Туликов, который после вынужденной посадки уже выпил где-то по дороге, а придя к Тихомирнову, сразу картинно хватил чайную чашку разбавленного сырца, витийствовал за столом, громя тех, кто, услышав по радио, что положение ухудшилось, тут же, шестнадцатого октября, бежал из Москвы. К его природной горячности примешивалось двойное возбуждение – от пережитого и выпитого. Всех, кто уехал из Москвы, он называл «куйбышевцами» и «ташкентцами» и говорил о шестнадцатом октября так, словно в этот день между всеми уехавшими и всеми оставшимися пролегла черта всемирно-исторического значения.
– Мы им этого не забудем, – говорил он, теребя свои ненатурально большие, густые светлые брови. – Хотя, когда они благополучно вернутся, они наверняка захотят поставить все на прежние места! Сейчас они отсиживаются, но потом они захотят прийти на место тех из нас, кто погиб, и на их костях делать карьеру.
– А что же, п-по вашему, – вдруг подал реплику Гурский, – на месте тех, кто п-погиб, должны быть поставлены стеклянные колпаки и мемориальные плиты? Скажем, вот вы п-погибаете, а вместо в-вашего редакционного стола у вас в кабинете ставят м-мемориальную плиту? Мне интересно, как именно вы себе это п-представляете?
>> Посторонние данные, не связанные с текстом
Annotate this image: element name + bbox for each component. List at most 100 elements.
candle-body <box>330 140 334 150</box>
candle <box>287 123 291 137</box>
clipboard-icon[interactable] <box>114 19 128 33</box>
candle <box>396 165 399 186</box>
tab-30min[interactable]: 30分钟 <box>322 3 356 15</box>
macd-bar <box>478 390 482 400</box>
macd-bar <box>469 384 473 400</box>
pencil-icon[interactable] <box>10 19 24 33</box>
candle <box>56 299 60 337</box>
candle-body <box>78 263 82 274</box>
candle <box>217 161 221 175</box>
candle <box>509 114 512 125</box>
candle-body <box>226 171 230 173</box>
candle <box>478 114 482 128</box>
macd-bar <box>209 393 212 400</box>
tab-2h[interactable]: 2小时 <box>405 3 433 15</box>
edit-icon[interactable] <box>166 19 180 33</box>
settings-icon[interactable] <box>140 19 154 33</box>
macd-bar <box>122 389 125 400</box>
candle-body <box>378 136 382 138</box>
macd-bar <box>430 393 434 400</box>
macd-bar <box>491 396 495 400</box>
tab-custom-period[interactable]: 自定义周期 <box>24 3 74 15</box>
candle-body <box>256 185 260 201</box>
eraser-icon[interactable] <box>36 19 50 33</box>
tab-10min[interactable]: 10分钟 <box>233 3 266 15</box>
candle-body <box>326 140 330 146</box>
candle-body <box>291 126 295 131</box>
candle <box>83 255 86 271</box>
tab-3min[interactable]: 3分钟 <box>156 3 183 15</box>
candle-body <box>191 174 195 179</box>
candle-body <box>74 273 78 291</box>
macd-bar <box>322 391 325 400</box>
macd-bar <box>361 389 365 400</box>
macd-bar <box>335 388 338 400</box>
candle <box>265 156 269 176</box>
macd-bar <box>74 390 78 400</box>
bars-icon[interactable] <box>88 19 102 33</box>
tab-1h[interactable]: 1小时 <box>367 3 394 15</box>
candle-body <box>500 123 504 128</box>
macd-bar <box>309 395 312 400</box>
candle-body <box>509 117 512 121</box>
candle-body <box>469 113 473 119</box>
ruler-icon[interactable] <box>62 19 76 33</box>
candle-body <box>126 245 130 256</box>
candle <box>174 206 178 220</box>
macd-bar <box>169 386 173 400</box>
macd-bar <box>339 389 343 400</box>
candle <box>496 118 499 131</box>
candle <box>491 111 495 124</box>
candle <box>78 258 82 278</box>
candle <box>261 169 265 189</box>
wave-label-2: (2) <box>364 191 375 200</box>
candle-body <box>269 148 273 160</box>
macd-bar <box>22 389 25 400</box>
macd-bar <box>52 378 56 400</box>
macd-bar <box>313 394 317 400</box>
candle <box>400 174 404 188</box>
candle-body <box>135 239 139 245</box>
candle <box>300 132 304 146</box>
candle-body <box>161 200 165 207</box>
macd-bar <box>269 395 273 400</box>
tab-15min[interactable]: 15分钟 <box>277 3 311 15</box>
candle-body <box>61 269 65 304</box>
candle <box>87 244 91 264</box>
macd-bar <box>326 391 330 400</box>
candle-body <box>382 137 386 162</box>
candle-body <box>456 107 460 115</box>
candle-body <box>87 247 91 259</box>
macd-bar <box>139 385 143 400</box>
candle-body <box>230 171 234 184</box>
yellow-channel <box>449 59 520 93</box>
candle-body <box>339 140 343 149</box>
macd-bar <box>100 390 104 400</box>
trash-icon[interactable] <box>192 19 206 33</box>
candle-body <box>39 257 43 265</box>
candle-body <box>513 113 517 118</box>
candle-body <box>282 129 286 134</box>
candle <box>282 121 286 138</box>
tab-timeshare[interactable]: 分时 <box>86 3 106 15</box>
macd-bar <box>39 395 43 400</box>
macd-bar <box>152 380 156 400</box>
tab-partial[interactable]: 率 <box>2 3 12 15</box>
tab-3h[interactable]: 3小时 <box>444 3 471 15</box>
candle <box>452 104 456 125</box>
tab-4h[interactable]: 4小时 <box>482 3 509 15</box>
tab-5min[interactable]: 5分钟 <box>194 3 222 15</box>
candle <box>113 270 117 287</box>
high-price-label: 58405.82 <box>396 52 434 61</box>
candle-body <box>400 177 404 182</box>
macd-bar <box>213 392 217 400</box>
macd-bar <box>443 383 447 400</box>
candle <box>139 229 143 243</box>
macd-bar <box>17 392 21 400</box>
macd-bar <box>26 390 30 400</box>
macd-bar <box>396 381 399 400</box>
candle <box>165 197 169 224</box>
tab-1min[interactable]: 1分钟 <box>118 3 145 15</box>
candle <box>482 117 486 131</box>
– Я представляю себе, – сгоряча не обратив внимания на иронию Гурского, сказал Туликов, – что на тех, кто бежал из Москвы в эти дни, должно быть выжжено на всю жизнь клеймо.
– А г-где именно? – спросил Гурский.
– Да подожди ты, не мешай, – сказал Тихомирнов. – Видишь, человек в запале…
– Я не мешаю ему, просто мне интересно выяснить п-практически, где он намеревается ставить свое к-клеймо: если на лбу, то это обезобразит некоторых моих знакомых, в т-том числе и женщин, если же он будет делать это несколько п-пониже п-поясницы, то это значительно п-практичней, и в ряде случаев я готов его п-поддержать!
– Бросьте вы шутки шутить! – наконец-то поняв иронию, крикнул Туликов. – Вы паясничаете, а я серьезно говорю!
– Ну, если серьезно – жаль. Я до сих п-пор имел наивность считать, что вы говорите не серьезно. А если серьезно… П-подождите! – Взяв карандаш, Гурский постучал по столу. – Вы же сами просили: серьезно! Теперь п-послушайте! Кто вы такой, Туликов, если говорить серьезно? Может быть, вы Талалихин или Гастелло?
Может быть, вы истребитель танков или рядовой пе… пе… пе… – он хотел сказать – пехоты, заикнулся сильней обычного и, махнув рукой, сказал: – В общем, солдат? Кто вы т-такой и что, собственно, произошло от того, что вы остались в Москве, а не уехали?
Десять тысяч д-дворников осталось в Москве: девять с половиной тысяч п-потому, что им не было приказано уезжать, несколько сот, чтобы воровать в пустых квартирах, а несколько десятков – в-вполне допускаю – потому, что они ничего не имели против п-прихода немцев. Так чем вы лучше этих дворников?
– Ну, знаете, за это морду бьют, – сказал Туликов.
– Прошу извинения, вы меня не п-поняли, – спокойно сказал Гурский. – Я говорю о том громадном большинстве вп-полне п-порядочных дворников, которые, как вы, не уехали потому, что им этого не приказали. Так чем вы лучше их? Почему они не сидят и не п-произносят речей за водкой, которой, кстати, у них нет, потому что она в Москве стоит восемьсот рублей литр, а вы сидите и п-произносите речи? Что случилось? Вам п-приказали, и вы остались писать свои п-передовые. А другим п-приказали, и они уехали. А третьим не п-приказывали, но они все-таки уехали…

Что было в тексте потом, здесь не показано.